L’ existence d’autres unités dédiées à la guerre chimique transparait dans la littérature de dénonciation de la guerre mais aussi dans la propagande de l’armée française. Dans le livre Nuremberg pour l’Algérie !, nous pouvons lire la description d’une opération sous la plume du sergent Claude Capenol en 1960 :

« Il y a quatre jours les soldats du 2/43 nous ont amené un fell qu’ils avaient capturé en patrouille. Nous l’avons fait parler et il en est résulté qu’il nous a fourni l’endroit d’une cache d’Ain-Roua. Aussitôt opération et bouclage, c’est fini à midi. Bilan de l’opé : d’abord les militaires ont gazé la grotte qui fait 180 mètres de profondeur […]. Ils sont entrés dedans et ont sorti 12 fells dont 2 sous-chefs et 1 aspi (qui est mort suite aux gaz). Toutes les armes ont été récupérées […] »[30]. La confirmation de l’existence de ces unités est donnée par l’armée elle-même. Le journal Le Bled met à l’honneur, dans son édition du 23 février 1961, l’action des « hommes-grotte du génie » de la section armes spéciales de la 62e CGZ. La couverture présente deux soldats en combinaison butyl et masque à gaz, portant une lampe chacun et deux pistolets automatiques[31]. On peut lire :

« Aujourd’hui, une section « armes spéciales » […] se livre aux joies de la spéléologie. Lorsque des fellaghas ont cherché refuge à l’intérieur d’une grotte, il faut les en déloger et c’est à cette équipe spécialisée que l’on fait appel […]. Deux cents caches et grottes ont été visitées. Des documents et des armes furent récupérées à la suite de ces visites, et une véritable « carte d’identité » de chaque grotte est établie. Mais pour éviter qu’elles servent encore de refuges à des rebelles, elles sont souvent détruites, et un gaz, l’arsine, en rend l’air irrespirable. La section de grottes revêt un caractère opérationnel : à son bilan, quarante rebelles mis hors de combat »[32]. Ces documents soulèvent la question de la nature et de l’ampleur de la guerre chimique menée par la France en Algérie.

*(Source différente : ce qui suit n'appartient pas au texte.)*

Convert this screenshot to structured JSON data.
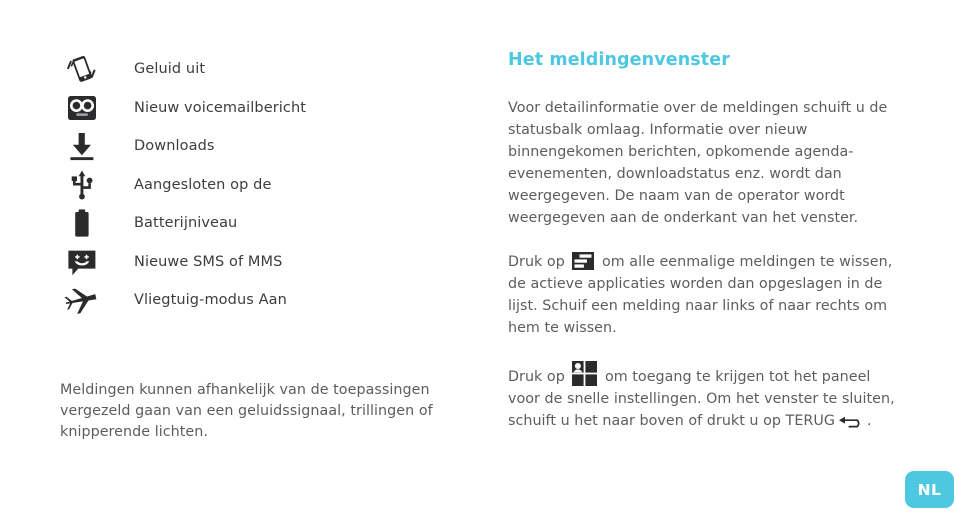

Une guerre chimique limitée ?

Entre 1956 et 1962, la France mène une guerre chimique en utilisant une partie de l’arsenal de l’état-major des armes spéciales (nucléaire, bactériologique, chimique). À la demande de l’état-major de la 10e Région Militaire (RM, Algérie), l’état-major du commandement des armes spéciales[33] (CAS) est invité à fournir une étude pour déterminer comment ces armes peuvent répondre à un certain nombre de problèmes tactiques rencontrés par l’armée française sur le terrain. La demande est transmise au général Charles Ailleret, chef du CAS, afin qu’il puisse fournir des solutions pour neutraliser, entre autres, les grottes et caches souterraines utilisées par les indépendantistes algériens. Une unité spécialisée est créée au 1er décembre 1956 : la BAS du 411e RAA[34]. Des engagés et des appelés du contingent de la 7e région militaire, après un passage à Bourges au 610e Groupe d’expérimentation et d’instruction des armes spéciales (GEIAS), gagnent l’Algérie pour mener cette guerre « spéciale ». Les attributions de cette unité sont de mener des expérimentations opérationnelles, de mettre en œuvre en opération les procédés testés et de procéder à l’instruction des autres unités pour généraliser l’emploi des armes spéciales. Entre 1956 et 1959, jusqu’à 119 unités sont créées partout en Algérie. Entre 1959 et 1962, après une rationalisation de l’organisation militaire sur le terrain, une vingtaine de sections poursuivent le combat et traitent de manière régulière les grottes avec des agents chimiques issus de la Première Guerre Mondiale pour empêcher leur réutilisation.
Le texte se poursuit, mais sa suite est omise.